Le Conseil national syrien (CNS), qui rassemble les principaux courants de  l’opposition, a expliqué avoir mis en place avec l’Armée syrienne libre (ASL),  constituée de déserteurs, “un bureau de liaison et un téléphone rouge afin de  suivre les développements sur le plan politique et sur le terrain”.

Après une première rencontre jeudi, les dirigeants du CNS et de l’ASL se  sont à nouveau réunis dans la nuit de samedi à dimanche, selon un communiqué du  CNS.

D’autres réunions sont prévues avec des experts militaires pour “renforcer  les capacités de l’ASL face aux forces du régime et pour protéger les régions  que le régime veut prendre d’assaut ou pilonner”, a ajouté le texte.

La rencontre entre le CNS et l’ASL a également porté sur “la  restructuration des unités de l’ASL et l’édification d’une structure moderne et  souple (…) qui permettra de déployer rapidement des unités militaires et  d’accueillir le nombre croissant d’officiers et soldats qui viennent  quotidiennement se joindre à l’ASL”, selon le communiqué.

La Syrie est secouée depuis le 15 mars par une révolte contre le régime du  président Bachar al-Assad, qui a envoyé ses troupes, assistées par des milices,  dans les villes rebelles pour tenter de faire taire la contestation, faisant au  moins 5.000 morts selon une estimation de l’ONU début décembre.

Face à cette répression, de nombreux soldats ont déserté et ont rejoint  l’ASL, qui revendique 40.000 combattants. Ses opérations à travers contre  l’armée régulière et les forces de sécurité ont déjà fait des dizaines de morts.

La semaine dernière, un conseiller d’un général de l’armée syrienne  déserteur et réfugié récemment en Turquie, a annoncé la création prochaine d’un  “Conseil supérieur militaire” pour planifier les opérations contre le régime et  organiser les défections.Ce conseil sera présidé par le général Moustapha al-Cheikh, en coopération  avec l’ASL, a affirmé son conseiller en communication Fahad Almasri.Au niveau international, le secrétaire général de l’ONU, Ban Ki-moon, a  enjoint dimanche le président syrien d'”arrêter de tuer” son propre peuple.
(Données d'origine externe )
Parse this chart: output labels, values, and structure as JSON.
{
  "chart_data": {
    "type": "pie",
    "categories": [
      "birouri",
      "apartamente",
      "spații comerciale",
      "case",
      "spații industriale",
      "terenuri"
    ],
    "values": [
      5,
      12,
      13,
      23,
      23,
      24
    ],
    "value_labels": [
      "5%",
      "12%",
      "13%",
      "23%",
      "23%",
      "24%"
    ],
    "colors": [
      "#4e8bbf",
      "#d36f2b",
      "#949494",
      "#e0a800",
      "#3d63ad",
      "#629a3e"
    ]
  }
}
“M. Assad, mettez fin à la violence, arrêtez de tuer vos concitoyens, la  répression mène à l’impasse”, a lancé le chef de l’ONU lors d’une conférence à  Beyrouth sur la transition démocratique dans le monde arabe.
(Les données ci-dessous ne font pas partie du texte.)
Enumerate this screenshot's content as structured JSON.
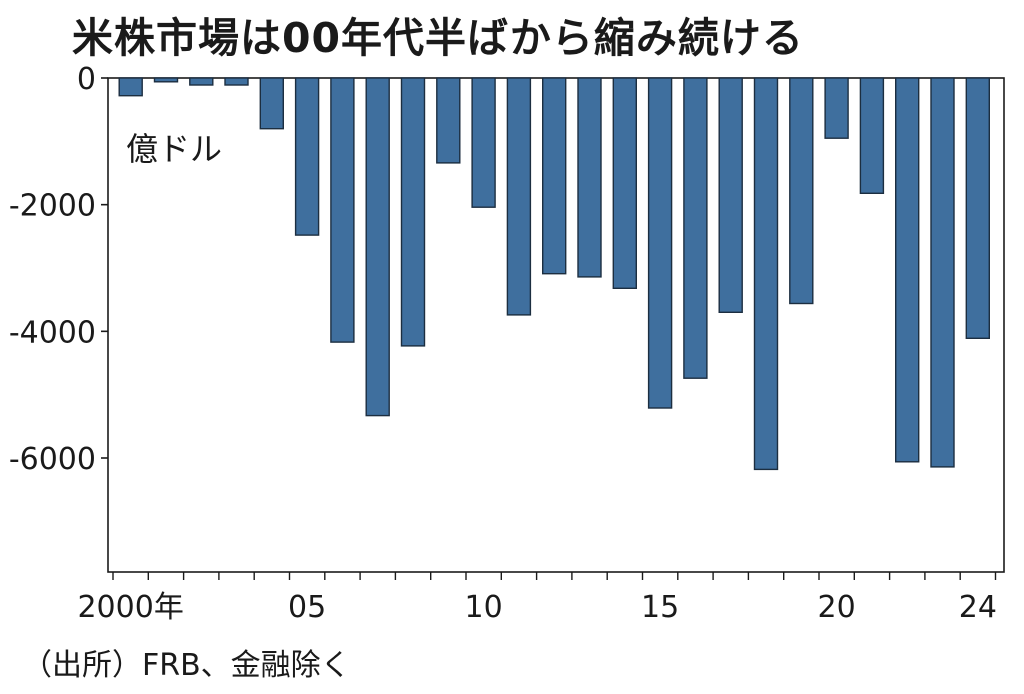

Dans le même temps, le régime a annoncé une amnistie générale pour les  personnes impliquées dans “les événements”. Cette amnistie, la troisième du  genre depuis le début de la contestation, concerne essentiellement des  infractions à des lois sur les manifestations pacifiques, le port d’armes ou la  désertion de l’armée, selon l’agence officielle Sana.

Mais les Frères musulmans syriens ont jugé que cette nouvelle annonce  n’était “ni crédible ni sérieuse” de la part du régime qui “tente de rendre  crédible son projet illusoire de réconciliation et de dialogue national”, en  affirmant qu’un total de 60.000 personnes avaient été arrêtées depuis mars.
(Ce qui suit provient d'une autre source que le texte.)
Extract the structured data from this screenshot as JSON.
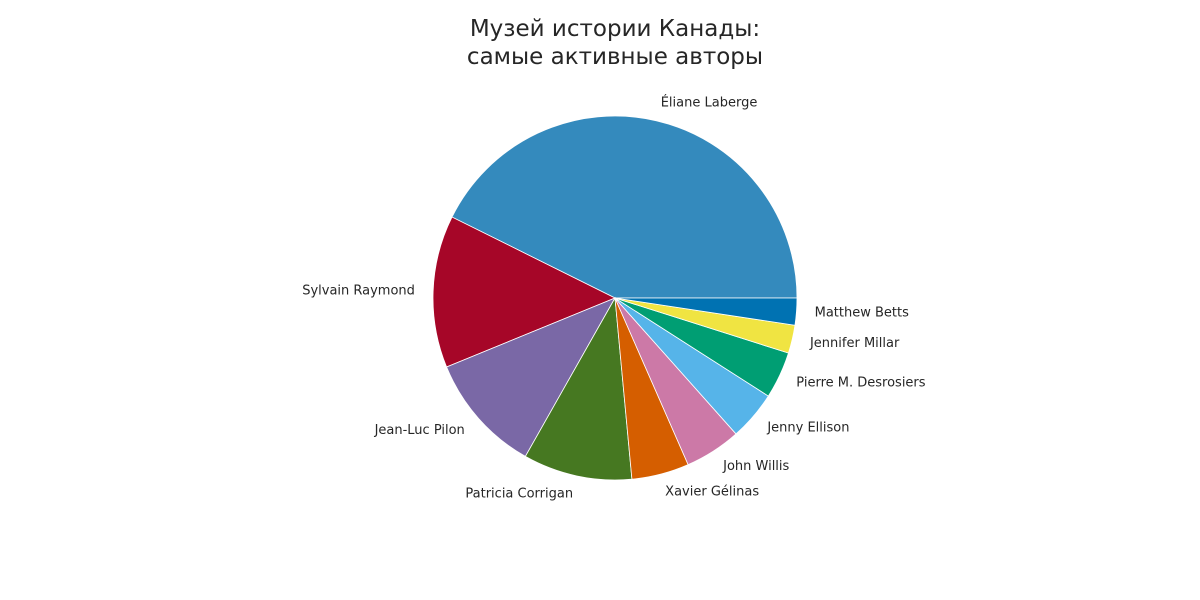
{
  "chart_data": {
    "type": "pie",
    "title_lines": [
      "Музей истории Канады:",
      "самые активные авторы"
    ],
    "start_angle_deg": 0,
    "direction": "counterclockwise",
    "slices": [
      {
        "label": "Éliane Laberge",
        "value": 41.0,
        "color": "#348ABD"
      },
      {
        "label": "Sylvain Raymond",
        "value": 13.0,
        "color": "#A60628"
      },
      {
        "label": "Jean-Luc Pilon",
        "value": 10.2,
        "color": "#7A68A6"
      },
      {
        "label": "Patricia Corrigan",
        "value": 9.3,
        "color": "#467821"
      },
      {
        "label": "Xavier Gélinas",
        "value": 4.9,
        "color": "#D55E00"
      },
      {
        "label": "John Willis",
        "value": 4.8,
        "color": "#CC79A7"
      },
      {
        "label": "Jenny Ellison",
        "value": 4.2,
        "color": "#56B4E9"
      },
      {
        "label": "Pierre M. Desrosiers",
        "value": 4.0,
        "color": "#009E73"
      },
      {
        "label": "Jennifer Millar",
        "value": 2.4,
        "color": "#F0E442"
      },
      {
        "label": "Matthew Betts",
        "value": 2.3,
        "color": "#0072B2"
      }
    ]
  }
}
La libération des prisonniers figure parmi les principaux points du plan  sortie de crise défendu par la Ligue arabe et officiellement accepté par Damas  en novembre.

Dans ce contexte, l’émir du Qatar, Cheikh Hamad Ben Khalifa Al Thani, s’est  dit samedi favorable à l’envoi de troupes arabes en Syrie afin de “mettre fin à  la tuerie”, la première prise de position en ce sens d’un dirigeant arabe.